Condamnation de l’État pour délais excessifs devant les prud’hommes
« On ne doit pas laisser la justice dans un tel état ! Il faut impérativement une réaction ! » dénonce Dany Marignale, avocat de plus de mille victimes des délais excessivement longs devant le conseil des prud'hommes.
6,7 millions d'euros d'indemnités pour les victimes des délais excessifs de la justice !
Le 14 décembre dernier, le tribunal judiciaire de Paris a condamné l'État à verser 6,7 millions d'euros à 1 051 justiciables victimes de délais jugés excessivement longs pour faire valoir leurs droits devant les prud’hommes. Chacune devrait toucher entre 2 500 et 11 000 € d'indemnités sous réserve du résultat du jugement d'appel fait par l'État.
Cette décision, à l'occasion de laquelle le juge a caractérisé un déni de justice, illustre la défectuosité du système judiciaire français actuel.
En effet, alors qu'en cas d'égalité des voix entre conseillers prud'homaux salariés et employeurs, la loi prévoit un maximum d'un mois pour que l'affaire soit renvoyée devant un juge professionnel, ce délai est d'en moyenne 2 ans au conseil de Paris. Certains clients ont même attendu jusqu'à 10 ans avant le rendu de leur décision !
À noterQuand l'article 6 de la Convention Européenne des Droits de l'Homme garantit à toute personne « le droit d'être jugée équitablement, publiquement et dans un délai raisonnable, par un juge indépendant et impartial », le déni de justice désigne une situation dans laquelle une personne est privée de son droit à une justice équitable en raison de retards, de négligence ou de refus injustifiés de la part des autorités judiciaires. C'est une faute très grave que le juge a qualifiée d'« atteinte à un droit fondamental ».
Une souffrance sociale profonde pour les salariés, consécutive d'un accès à la justice entravé
Ces retards s'expliquent de différentes façons : attente de décisions d'autres juridictions qui peinent à arriver, manque d'effectifs, mauvaise communication des pièces entre les parties etc.
Mais le résultat reste le même : une souffrance sociale profonde causée par la précarisation des salariés et par une amplification du rapport de force déjà déséquilibré avec leur employeur.
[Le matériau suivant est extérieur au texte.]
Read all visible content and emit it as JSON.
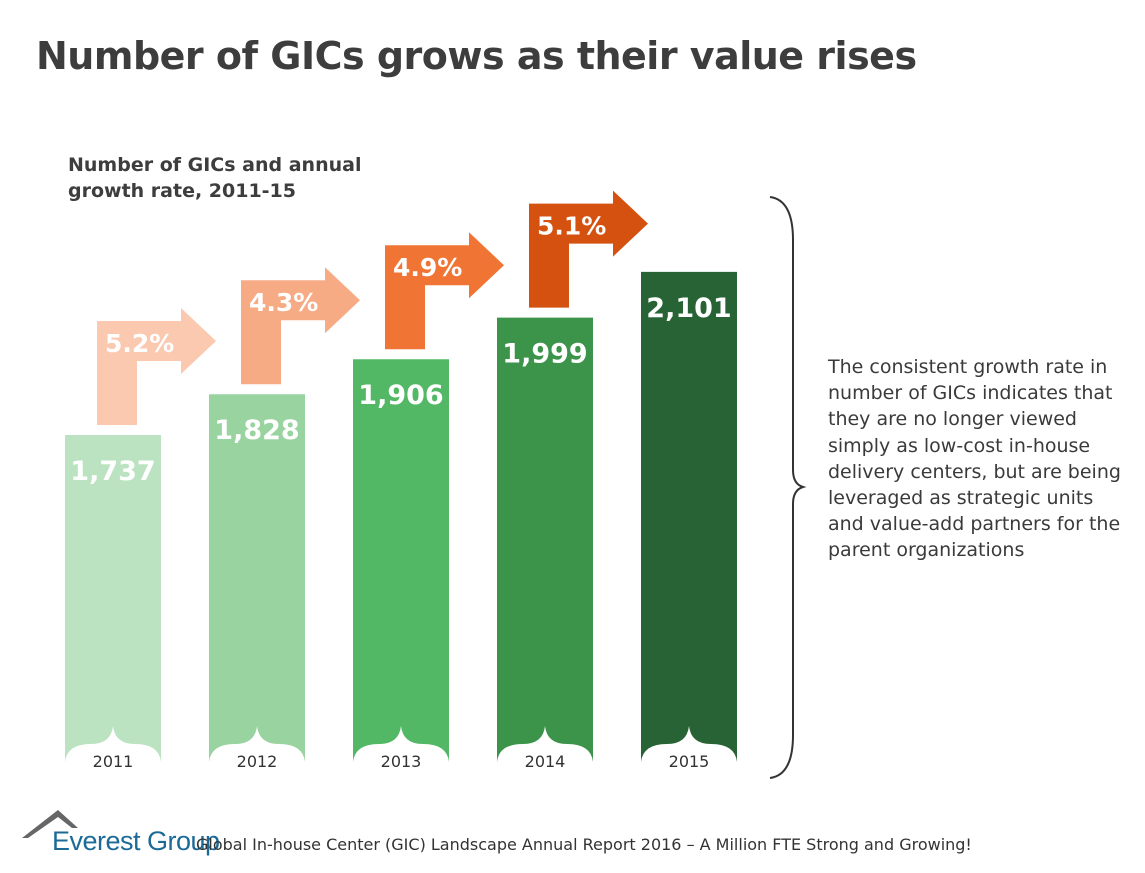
{
  "title": "Number of GICs grows as their value rises",
  "chart_data": {
    "type": "bar",
    "title": "Number of GICs and annual growth rate, 2011-15",
    "categories": [
      "2011",
      "2012",
      "2013",
      "2014",
      "2015"
    ],
    "values": [
      1737,
      1828,
      1906,
      1999,
      2101
    ],
    "value_labels": [
      "1,737",
      "1,828",
      "1,906",
      "1,999",
      "2,101"
    ],
    "growth_rates": [
      "5.2%",
      "4.3%",
      "4.9%",
      "5.1%"
    ],
    "bar_colors": [
      "#bbe3c1",
      "#98d3a0",
      "#53b865",
      "#3b944a",
      "#276334"
    ],
    "arrow_colors": [
      "#fac9b0",
      "#f6ab85",
      "#f07535",
      "#d4510f"
    ],
    "grid": false,
    "legend": "none"
  },
  "note": "The consistent growth rate in number of GICs indicates that they are no longer viewed simply as low-cost in-house delivery centers, but are being leveraged as strategic units and value-add partners for the parent organizations",
  "footer": {
    "brand": "Everest Group",
    "source": "Global In-house Center (GIC) Landscape Annual Report 2016 – A Million FTE Strong and Growing!"
  }
}
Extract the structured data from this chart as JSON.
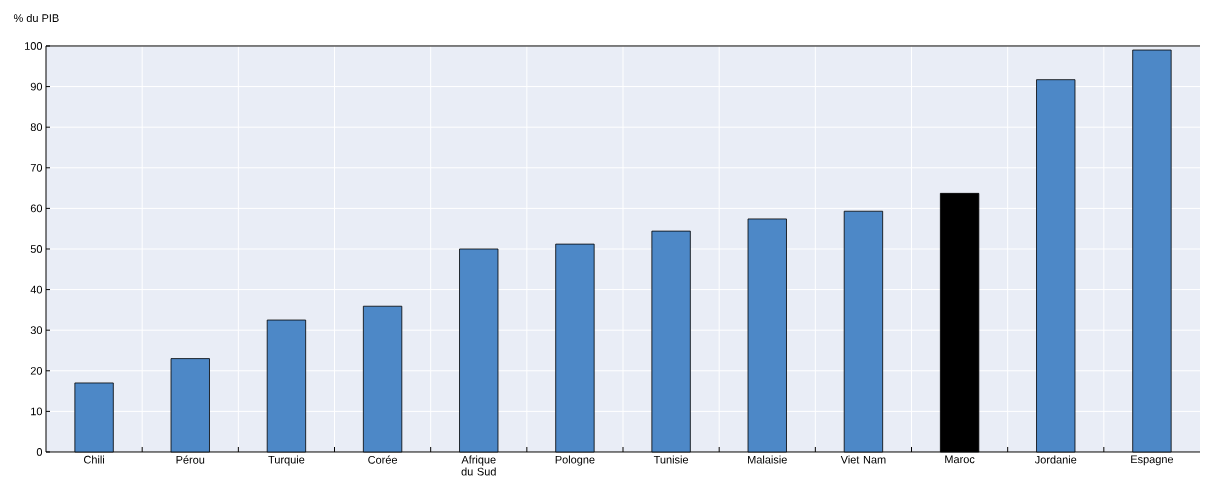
{
  "chart_data": {
    "type": "bar",
    "ylabel": "% du PIB",
    "categories": [
      "Chili",
      "Pérou",
      "Turquie",
      "Corée",
      "Afrique du Sud",
      "Pologne",
      "Tunisie",
      "Malaisie",
      "Viet Nam",
      "Maroc",
      "Jordanie",
      "Espagne"
    ],
    "values": [
      17.0,
      23.0,
      32.5,
      35.9,
      50.0,
      51.2,
      54.4,
      57.4,
      59.3,
      63.7,
      91.7,
      99.0
    ],
    "colors": [
      "#4d88c7",
      "#4d88c7",
      "#4d88c7",
      "#4d88c7",
      "#4d88c7",
      "#4d88c7",
      "#4d88c7",
      "#4d88c7",
      "#4d88c7",
      "#000000",
      "#4d88c7",
      "#4d88c7"
    ],
    "ylim": [
      0,
      100
    ],
    "yticks": [
      0,
      10,
      20,
      30,
      40,
      50,
      60,
      70,
      80,
      90,
      100
    ],
    "grid": true
  }
}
En effet, alors que l'attente d'une indemnisation plonge les salariés licenciés — parfois sans revenus depuis plusieurs années — dans de graves difficultés financières (allant parfois jusqu'à causer des divorces, des dépressions, etc., excédant alors l'aspect financier), ces délais excessivement longs sont désormais également devenus une arme de négociation des employeurs pour dissuader leurs salariés d'engager une action en justice.
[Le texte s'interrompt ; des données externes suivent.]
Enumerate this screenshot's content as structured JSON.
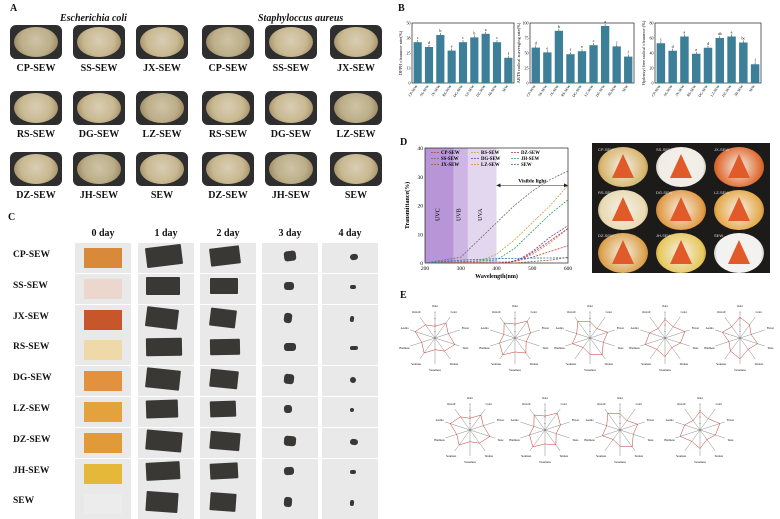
{
  "panels": {
    "a": "A",
    "b": "B",
    "c": "C",
    "d": "D",
    "e": "E"
  },
  "panel_a": {
    "organisms": [
      "Escherichia coli",
      "Staphyloccus aureus"
    ],
    "rows": [
      [
        "CP-SEW",
        "SS-SEW",
        "JX-SEW",
        "CP-SEW",
        "SS-SEW",
        "JX-SEW"
      ],
      [
        "RS-SEW",
        "DG-SEW",
        "LZ-SEW",
        "RS-SEW",
        "DG-SEW",
        "LZ-SEW"
      ],
      [
        "DZ-SEW",
        "JH-SEW",
        "SEW",
        "DZ-SEW",
        "JH-SEW",
        "SEW"
      ]
    ]
  },
  "panel_c": {
    "days": [
      "0 day",
      "1 day",
      "2 day",
      "3 day",
      "4 day"
    ],
    "samples": [
      "CP-SEW",
      "SS-SEW",
      "JX-SEW",
      "RS-SEW",
      "DG-SEW",
      "LZ-SEW",
      "DZ-SEW",
      "JH-SEW",
      "SEW"
    ],
    "film_colors": [
      "#d9893a",
      "#ecd7cf",
      "#c7562a",
      "#efd9a8",
      "#e3913c",
      "#e3a23b",
      "#e09a38",
      "#e6b83a",
      "#ececec"
    ]
  },
  "chart_data": [
    {
      "type": "bar",
      "ylabel": "DPPH clearance rate(%)",
      "ylim": [
        0,
        50
      ],
      "categories": [
        "CP-SEW",
        "SS-SEW",
        "JX-SEW",
        "RS-SEW",
        "DG-SEW",
        "LZ-SEW",
        "DZ-SEW",
        "JH-SEW",
        "SEW"
      ],
      "values": [
        34,
        30,
        40,
        27,
        34,
        38,
        41,
        34,
        21
      ],
      "letters": [
        "c",
        "d",
        "b",
        "e",
        "c",
        "b",
        "a",
        "c",
        "f"
      ],
      "bar_color": "#3d7f99"
    },
    {
      "type": "bar",
      "ylabel": "ABTS radical scavenging rate(%)",
      "ylim": [
        0,
        100
      ],
      "categories": [
        "CP-SEW",
        "SS-SEW",
        "JX-SEW",
        "RS-SEW",
        "DG-SEW",
        "LZ-SEW",
        "DZ-SEW",
        "JH-SEW",
        "SEW"
      ],
      "values": [
        59,
        51,
        87,
        48,
        53,
        63,
        95,
        61,
        44
      ],
      "letters": [
        "d",
        "e",
        "b",
        "f",
        "e",
        "c",
        "a",
        "c",
        "f"
      ],
      "bar_color": "#3d7f99"
    },
    {
      "type": "bar",
      "ylabel": "Hydroxyl free radical clearance (%)",
      "ylim": [
        0,
        80
      ],
      "categories": [
        "CP-SEW",
        "SS-SEW",
        "JX-SEW",
        "RS-SEW",
        "DG-SEW",
        "LZ-SEW",
        "DZ-SEW",
        "JH-SEW",
        "SEW"
      ],
      "values": [
        53,
        43,
        62,
        39,
        47,
        60,
        62,
        54,
        25
      ],
      "letters": [
        "c",
        "d",
        "a",
        "e",
        "d",
        "ab",
        "a",
        "bc",
        "f"
      ],
      "bar_color": "#3d7f99"
    },
    {
      "type": "line",
      "xlabel": "Wavelength(nm)",
      "ylabel": "Transmittance(%)",
      "xlim": [
        200,
        600
      ],
      "ylim": [
        0,
        40
      ],
      "xticks": [
        200,
        300,
        400,
        500,
        600
      ],
      "yticks": [
        0,
        10,
        20,
        30,
        40
      ],
      "bands": [
        {
          "label": "UVC",
          "from": 200,
          "to": 280,
          "color": "#b795d6"
        },
        {
          "label": "UVB",
          "from": 280,
          "to": 320,
          "color": "#cdb6e3"
        },
        {
          "label": "UVA",
          "from": 320,
          "to": 400,
          "color": "#e3d6ef"
        }
      ],
      "annotation": "Visible light",
      "series": [
        {
          "name": "CP-SEW",
          "color": "#c0392b",
          "x": [
            200,
            400,
            450,
            500,
            550,
            600
          ],
          "y": [
            0,
            0,
            0.5,
            2,
            4,
            6
          ]
        },
        {
          "name": "SS-SEW",
          "color": "#6c6c6c",
          "x": [
            200,
            300,
            350,
            400,
            450,
            500,
            550,
            600
          ],
          "y": [
            0,
            2,
            8,
            14,
            20,
            25,
            29,
            32
          ]
        },
        {
          "name": "JX-SEW",
          "color": "#a05a2c",
          "x": [
            200,
            450,
            500,
            550,
            600
          ],
          "y": [
            0,
            0,
            0.5,
            1,
            2
          ]
        },
        {
          "name": "RS-SEW",
          "color": "#c8a23a",
          "x": [
            200,
            350,
            400,
            450,
            500,
            550,
            600
          ],
          "y": [
            0,
            0.5,
            3,
            8,
            14,
            20,
            27
          ]
        },
        {
          "name": "DG-SEW",
          "color": "#7a3f8c",
          "x": [
            200,
            420,
            460,
            500,
            550,
            600
          ],
          "y": [
            0,
            0,
            1,
            4,
            9,
            13
          ]
        },
        {
          "name": "LZ-SEW",
          "color": "#d98a33",
          "x": [
            200,
            450,
            500,
            550,
            600
          ],
          "y": [
            0,
            0.5,
            3,
            7,
            12
          ]
        },
        {
          "name": "DZ-SEW",
          "color": "#9b2f6b",
          "x": [
            200,
            430,
            480,
            530,
            600
          ],
          "y": [
            0,
            0,
            2,
            6,
            12
          ]
        },
        {
          "name": "JH-SEW",
          "color": "#3a9a5a",
          "x": [
            200,
            400,
            450,
            500,
            550,
            600
          ],
          "y": [
            0,
            1,
            5,
            11,
            17,
            22
          ]
        },
        {
          "name": "SEW",
          "color": "#2c6fb5",
          "x": [
            200,
            300,
            400,
            500,
            600
          ],
          "y": [
            0,
            1,
            1.5,
            1.7,
            1.8
          ]
        }
      ]
    }
  ],
  "panel_d_photos": {
    "labels": [
      "CP-SEW",
      "SS-SEW",
      "JX-SEW",
      "RS-SEW",
      "DG-SEW",
      "LZ-SEW",
      "DZ-SEW",
      "JH-SEW",
      "SEW"
    ],
    "tints": [
      "#d8b46b",
      "#f0ece6",
      "#e06a30",
      "#e8d9b0",
      "#e29a45",
      "#e5a94a",
      "#dca04a",
      "#e7c75a",
      "#f2f2f2"
    ]
  },
  "panel_e": {
    "axis_labels": [
      "Odor",
      "Color",
      "Flavor",
      "Taste",
      "Texture",
      "Sweetness",
      "Sourness",
      "Hardness",
      "Aroma",
      "Overall"
    ]
  }
}
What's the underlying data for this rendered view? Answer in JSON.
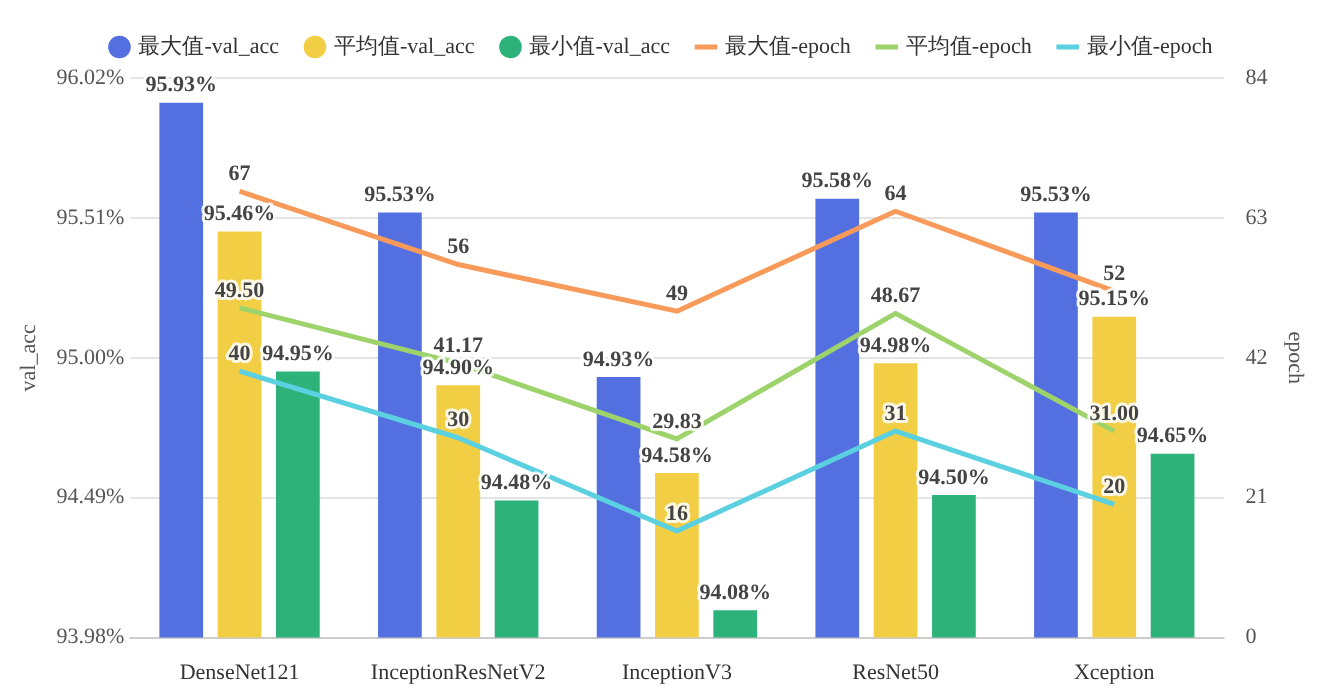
{
  "chart_data": {
    "type": "bar",
    "categories": [
      "DenseNet121",
      "InceptionResNetV2",
      "InceptionV3",
      "ResNet50",
      "Xception"
    ],
    "series": [
      {
        "name": "最大值-val_acc",
        "color": "#5470e0",
        "values": [
          95.93,
          95.53,
          94.93,
          95.58,
          95.53
        ],
        "value_labels": [
          "95.93%",
          "95.53%",
          "94.93%",
          "95.58%",
          "95.53%"
        ]
      },
      {
        "name": "平均值-val_acc",
        "color": "#f2ce45",
        "values": [
          95.46,
          94.9,
          94.58,
          94.98,
          95.15
        ],
        "value_labels": [
          "95.46%",
          "94.90%",
          "94.58%",
          "94.98%",
          "95.15%"
        ]
      },
      {
        "name": "最小值-val_acc",
        "color": "#2db37a",
        "values": [
          94.95,
          94.48,
          94.08,
          94.5,
          94.65
        ],
        "value_labels": [
          "94.95%",
          "94.48%",
          "94.08%",
          "94.50%",
          "94.65%"
        ]
      },
      {
        "name": "最大值-epoch",
        "color": "#f79a5a",
        "type": "line",
        "axis": "y2",
        "values": [
          67,
          56,
          49,
          64,
          52
        ],
        "value_labels": [
          "67",
          "56",
          "49",
          "64",
          "52"
        ]
      },
      {
        "name": "平均值-epoch",
        "color": "#9dd36a",
        "type": "line",
        "axis": "y2",
        "values": [
          49.5,
          41.17,
          29.83,
          48.67,
          31.0
        ],
        "value_labels": [
          "49.50",
          "41.17",
          "29.83",
          "48.67",
          "31.00"
        ]
      },
      {
        "name": "最小值-epoch",
        "color": "#5bd0e0",
        "type": "line",
        "axis": "y2",
        "values": [
          40,
          30,
          16,
          31,
          20
        ],
        "value_labels": [
          "40",
          "30",
          "16",
          "31",
          "20"
        ]
      }
    ],
    "ylabel": "val_acc",
    "y2label": "epoch",
    "ylim": [
      93.98,
      96.02
    ],
    "yticks": [
      {
        "value": 93.98,
        "label": "93.98%"
      },
      {
        "value": 94.49,
        "label": "94.49%"
      },
      {
        "value": 95.0,
        "label": "95.00%"
      },
      {
        "value": 95.51,
        "label": "95.51%"
      },
      {
        "value": 96.02,
        "label": "96.02%"
      }
    ],
    "y2lim": [
      0,
      84
    ],
    "y2ticks": [
      0,
      21,
      42,
      63,
      84
    ],
    "grid": "y",
    "legend": "top",
    "marker": "none",
    "line_style": "solid"
  }
}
Entre patienter des années avant une potentielle indemnisation de leur préjudice et percevoir de leur employeur — en lieu et place d'un procès — une somme bien inférieure à celle qu'ils auraient obtenu en cas d'une victoire au tribunal, bon nombre de salariés ne pouvant financièrement pas attendre se retrouvent contraints d'accepter la somme de l'employeur, renonçant ainsi à faire valoir leurs droits en justice.
Une réponse insuffisante voire contreproductive de l'État
Bien qu'il affiche une volonté de réduire ces délais excessifs, l'État n'a en réalité, ces dernières années, que contribué à accroître la précarité de la partie faible au contrat de travail, le salarié.
Au lieu de donner à la justice des moyens humains et financiers supplémentaires, l'État se borne à vouloir réduire le nombre d'actions en justice, ne faisant que décourager voire empêcher les salariés d'agir.
Ces derniers — déjà fragilisés par les multiples réformes entrées en vigueur depuis le premier quinquennat d'Emmanuel Macron (dont l'instauration du barème Macron plafonnant leurs indemnités en cas de licenciement) — se retrouvent maintenant menacés par une énième réforme régressive annoncée par Bruno Le Maire en décembre 2023 : la réduction du délai de contestation d'un licenciement d'un an à deux mois.
Espérons que cette décision du tribunal soit le début d'une prise de conscience pour l'État concernant la nécessité urgente d'actions de sa part.